A inteligência central do atual sistema está doente, a regulamentação do Sistema Financeiro pode ser a chave para iniciarmos estas mudanças e temos a possibilidade de fazer avançar este debate no Brasil. No Seminário sobre Justiça Tributária promovido pelo CDES – Conselho de Desenvolvimento Econômico e Social, como adendo à proposta defendida pela CONTRAFCUT, propus a realização da Conferência Nacional do Sistema Financeiro e Tributário, com participação do governo, empresários, trabalhadores e a sociedade civil. Esta é a hora, o Brasil desponta como uma liderança no cenário internacional e temos condições concretas de contribuir com propostas e iniciativas que favoreçam as transformações sociais que tanto necessitamos.

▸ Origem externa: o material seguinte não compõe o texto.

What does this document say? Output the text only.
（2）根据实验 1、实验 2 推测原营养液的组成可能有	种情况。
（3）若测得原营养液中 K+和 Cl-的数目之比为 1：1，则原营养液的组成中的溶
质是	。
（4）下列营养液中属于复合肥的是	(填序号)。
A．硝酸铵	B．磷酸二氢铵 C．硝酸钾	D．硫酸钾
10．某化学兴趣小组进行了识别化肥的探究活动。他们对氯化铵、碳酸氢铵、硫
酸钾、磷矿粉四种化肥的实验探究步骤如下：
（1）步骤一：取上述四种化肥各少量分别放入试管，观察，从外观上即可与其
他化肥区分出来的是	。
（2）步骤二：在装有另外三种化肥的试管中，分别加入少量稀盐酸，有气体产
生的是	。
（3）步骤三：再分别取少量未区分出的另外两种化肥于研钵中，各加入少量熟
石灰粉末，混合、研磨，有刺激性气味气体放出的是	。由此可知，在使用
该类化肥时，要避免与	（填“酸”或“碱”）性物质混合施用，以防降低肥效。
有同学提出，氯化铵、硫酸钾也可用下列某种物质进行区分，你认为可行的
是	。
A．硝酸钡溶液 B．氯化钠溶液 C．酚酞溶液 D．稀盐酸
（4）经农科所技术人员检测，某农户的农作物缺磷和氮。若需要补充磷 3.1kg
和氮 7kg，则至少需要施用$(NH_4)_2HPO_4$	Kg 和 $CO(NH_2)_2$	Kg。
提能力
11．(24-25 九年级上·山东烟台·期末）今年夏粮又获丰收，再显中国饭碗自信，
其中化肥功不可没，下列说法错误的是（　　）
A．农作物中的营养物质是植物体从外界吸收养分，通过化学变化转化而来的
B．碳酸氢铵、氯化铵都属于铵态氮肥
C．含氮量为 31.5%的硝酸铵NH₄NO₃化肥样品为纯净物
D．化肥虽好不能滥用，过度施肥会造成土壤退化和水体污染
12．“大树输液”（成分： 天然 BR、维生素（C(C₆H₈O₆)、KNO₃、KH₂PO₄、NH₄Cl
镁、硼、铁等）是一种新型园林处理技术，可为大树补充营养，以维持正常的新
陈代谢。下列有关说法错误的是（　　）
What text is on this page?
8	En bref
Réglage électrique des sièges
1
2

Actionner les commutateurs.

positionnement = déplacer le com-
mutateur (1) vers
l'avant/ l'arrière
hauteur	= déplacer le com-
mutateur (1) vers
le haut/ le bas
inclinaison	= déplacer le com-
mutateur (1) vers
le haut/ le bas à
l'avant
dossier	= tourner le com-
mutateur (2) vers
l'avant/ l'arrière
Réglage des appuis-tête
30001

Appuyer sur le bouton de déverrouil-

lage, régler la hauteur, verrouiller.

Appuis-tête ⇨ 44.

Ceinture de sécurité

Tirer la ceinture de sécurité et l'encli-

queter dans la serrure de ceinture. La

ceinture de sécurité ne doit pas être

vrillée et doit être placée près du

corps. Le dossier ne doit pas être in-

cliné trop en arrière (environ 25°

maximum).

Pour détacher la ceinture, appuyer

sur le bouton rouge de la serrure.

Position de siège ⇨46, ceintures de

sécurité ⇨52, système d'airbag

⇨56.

A CUT tem papel determinante neste processo, representamos mais de 23 milhões de trabalhadores na base, 3671 sindicatos filiados, somos a maior central sindical do Brasil e a quinta maior do mundo.

*Jacy Afonso de Melo é bancário, foi delegado sindical no Banco do Brasil, presidente do Sindicato dos Bancários de Brasília, presidente da CUT do Distrito Federal, secretário de Administração e Finanças da CUT Nacional e atualmente ocupa a Secretaria Nacional de Organização e Política Sindical da CUT. É diretor do DIAP (Departamento Intersindical de Assessoria Parlamentar), representa a CUT no Conselho Curador do FGTS e no Fundo de Investimento do FGTS. Desde 2009, participa como conselheiro do CDES (Conselho de Desenvolvimento Econômico e Social) criado pelo presidente Lula para debater, apresentar proposta e subsidiar o/a presidente da república nas suas decisões para a solução dos problemas que o país enfrenta.